The tasks to list terms only applies to XML
files and always returns terms.
Terms can be listed in 4 different contexts of the selected XML document(s):
- in all the text nodes
- inside a particular element and its children
- outside a particular element and its children
- inside a particular attribute.
The indexer is namespace aware, so if a namespace URI is specified then only elements or attributes from that namespace will be taken into account.
Context specific indexing also allows for some options to be specified, such as whether numbers should be included or not, whether the index should be case sensitive and the minimum length of terms that you want to take into account. The lexical reporter comes with a built-in set of common words that it should ignore unless specified otherwise.
An Example: step by step procedure
The following example will index the content of all the 'TITLE' elements in a collection of XML files.
- Select the files that need to be indexed.
- Select the corresponding action 'List Terms in an Element'.
- Choose the appropriate values for the parameters.
In this example, no namespace is defined so we can ignore this parameter and leave it as 'any'. We do not want to include numbers, nor do we care about the case of the terms. We are also going to ignore any word shorter than 5 characters.
- The Lexical Analyser returns the results.
In this example, we have displayed the results in 'show pretty' mode, the terms are returned in alphabetic order first.

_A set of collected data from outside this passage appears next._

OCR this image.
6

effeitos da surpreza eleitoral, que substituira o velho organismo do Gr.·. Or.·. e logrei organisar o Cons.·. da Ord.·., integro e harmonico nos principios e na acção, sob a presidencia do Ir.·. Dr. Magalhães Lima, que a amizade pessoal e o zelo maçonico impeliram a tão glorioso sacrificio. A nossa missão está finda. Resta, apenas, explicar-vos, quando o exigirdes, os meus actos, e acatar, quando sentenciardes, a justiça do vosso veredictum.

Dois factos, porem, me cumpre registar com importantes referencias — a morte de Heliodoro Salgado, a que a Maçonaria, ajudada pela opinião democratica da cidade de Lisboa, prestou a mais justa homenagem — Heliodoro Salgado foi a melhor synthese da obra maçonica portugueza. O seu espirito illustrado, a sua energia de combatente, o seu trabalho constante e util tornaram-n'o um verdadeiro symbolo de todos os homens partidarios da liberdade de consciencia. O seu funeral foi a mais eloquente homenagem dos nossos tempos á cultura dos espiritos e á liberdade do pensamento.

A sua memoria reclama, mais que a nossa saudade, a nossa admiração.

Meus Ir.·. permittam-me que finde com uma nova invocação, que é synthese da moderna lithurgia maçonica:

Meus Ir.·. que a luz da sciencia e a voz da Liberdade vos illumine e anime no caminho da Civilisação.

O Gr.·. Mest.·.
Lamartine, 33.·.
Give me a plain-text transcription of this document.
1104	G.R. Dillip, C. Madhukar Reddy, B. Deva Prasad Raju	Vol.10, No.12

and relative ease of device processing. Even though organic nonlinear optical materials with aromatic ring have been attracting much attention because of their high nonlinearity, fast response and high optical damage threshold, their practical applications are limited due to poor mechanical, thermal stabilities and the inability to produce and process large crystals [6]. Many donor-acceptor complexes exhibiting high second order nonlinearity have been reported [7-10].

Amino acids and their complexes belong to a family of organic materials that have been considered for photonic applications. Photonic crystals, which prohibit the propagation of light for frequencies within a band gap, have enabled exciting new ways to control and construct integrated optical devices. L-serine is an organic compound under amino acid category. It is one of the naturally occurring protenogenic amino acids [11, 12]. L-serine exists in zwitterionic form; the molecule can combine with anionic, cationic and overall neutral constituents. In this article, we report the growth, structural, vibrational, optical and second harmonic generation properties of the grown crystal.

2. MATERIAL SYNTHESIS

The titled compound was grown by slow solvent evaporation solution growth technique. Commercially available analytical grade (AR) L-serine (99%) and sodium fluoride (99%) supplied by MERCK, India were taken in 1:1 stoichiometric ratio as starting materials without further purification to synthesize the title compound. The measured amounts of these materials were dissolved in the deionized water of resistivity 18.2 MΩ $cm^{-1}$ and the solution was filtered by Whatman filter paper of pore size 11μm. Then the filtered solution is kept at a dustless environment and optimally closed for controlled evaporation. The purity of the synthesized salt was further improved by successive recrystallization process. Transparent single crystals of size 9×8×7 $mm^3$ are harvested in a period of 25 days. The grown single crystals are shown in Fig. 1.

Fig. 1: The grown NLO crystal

- Get the information that you need.
From the list of terms it is very easy to reorder them according to different criteria or to display statistics on a specific term.
Finding Terms in Files
The task to find terms only applies to terms and always returns XML files. It uses the files that were submitted for indexing in the previous action, and only returns the ones that contain the selected term(s) in the specified context.
This feature is particularly useful when a list of terms from a particular element has been returned and we need to know if that term also appears in a different context.
Say for example that an abbreviation or an acronym should always be marked as such so that it is possible for the back-end to provide its definition. Then by indexing the terms which are within the 'acronym' element and searching for files where the term appears outside the acronym element, we can know where this term has been forgotten.
Of course, it can also simply be used to search for the term in a collection of documents.
An Example: step by step procedure
The following example will return the files containing the term 'anaphylaxis' in the collection of XML files that was searched previously.
- Select the 'anaphylaxis' (we could have selected more than 1 term at once).
- Select the corresponding action 'show Files with this Term'.
- The lexical analyser will return the list of files.